Let's put it all together and trace through a few queries.

In [None]:
def process_query(query: str) -> dict:
    """Complete pipeline: classify → route → retrieve."""
    
    # Step 1: Classify
    intent = classify_query(query)
    
    # Step 2: Route to retrieval
    result = route_to_retrieval(intent, query)
    
    return {
        "query": query,
        "intent": intent,
        "strategy": result.strategy_used,
        "chunks": result.chunks,
        "metadata": result.metadata
    }

# Process a FACTUAL query
result = process_query("What was our Q3 revenue?")

print(f"Query: {result['query']}")
print(f"Intent: {result['intent']}")
print(f"Strategy: {result['strategy']}")
print(f"Retrieved: {result['chunks']}")
print(f"\nNote: This skipped vector search entirely!")

In [None]:
# Process a PROCEDURAL query
result = process_query("How do I reset my API key?")

print(f"Query: {result['query']}")
print(f"Intent: {result['intent']}")
print(f"Strategy: {result['strategy']}")
print(f"\nRetrieved steps:")
print(result['chunks'][0][:500] + "...")

In [None]:
# Process a COMPARATIVE query
result = process_query("Should I use Postgres or MongoDB?")

print(f"Query: {result['query']}")
print(f"Intent: {result['intent']}")
print(f"Strategy: {result['strategy']}")
print(f"\nRetrieved comparison data:")
for chunk in result['chunks']:
    print(f"  {chunk}")

In [None]:
# Process an OUT_OF_SCOPE query
result = process_query("What's the weather like today?")

print(f"Query: {result['query']}")
print(f"Intent: {result['intent']}")
print(f"Strategy: {result['strategy']}")
print(f"\nResponse: {result['chunks'][0]}")
print(f"\nMetadata: {result['metadata']}")
print("\nNote: No search performed!
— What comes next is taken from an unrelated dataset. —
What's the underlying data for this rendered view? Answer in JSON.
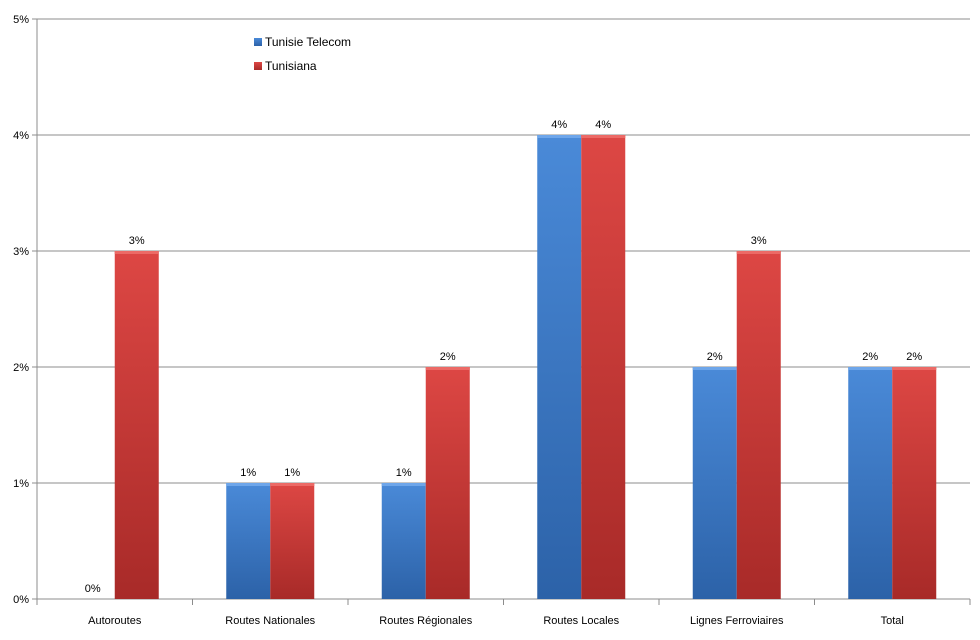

Early exit saves tokens and latency.")

## Why This Makes Your System FASTER

Counter-intuitive: adding a classification step often reduces latency.

**Without routing (naive RAG):**
Every query runs the full pipeline:
- Embed query (~50ms)
- Vector search (~100ms)
- Maybe rerank (~200ms)
- Generate answer (~500ms)
- **Total: ~850ms**

**With routing:**
- Classification (~50ms)
- Then ONE of:
  - Factual → SQL query (~20ms) → Skip expensive LLM
  - Out of scope → Cached response (~0ms)
  - Procedural → Targeted hybrid search (~80ms)
  - etc.

You're not adding latency. You're adding a cheap check that skips expensive operations.

## Summary

1. **The Problem**: Naive RAG uses the same retrieval for all query types

2. **The Solution**: Classify intent BEFORE you retrieve

3. **The Categories**:
   - CONCEPTUAL → Semantic search with large chunks
   - PROCEDURAL → Hybrid search (keywords matter)
   - FACTUAL → Skip vectors, query database directly
   - COMPARATIVE → Multi-source retrieval
   - OUT_OF_SCOPE → Early exit, don't search

4. **The Benefit**: Better accuracy AND often lower latency

This is one of the key patterns that separates demo RAG from production RAG.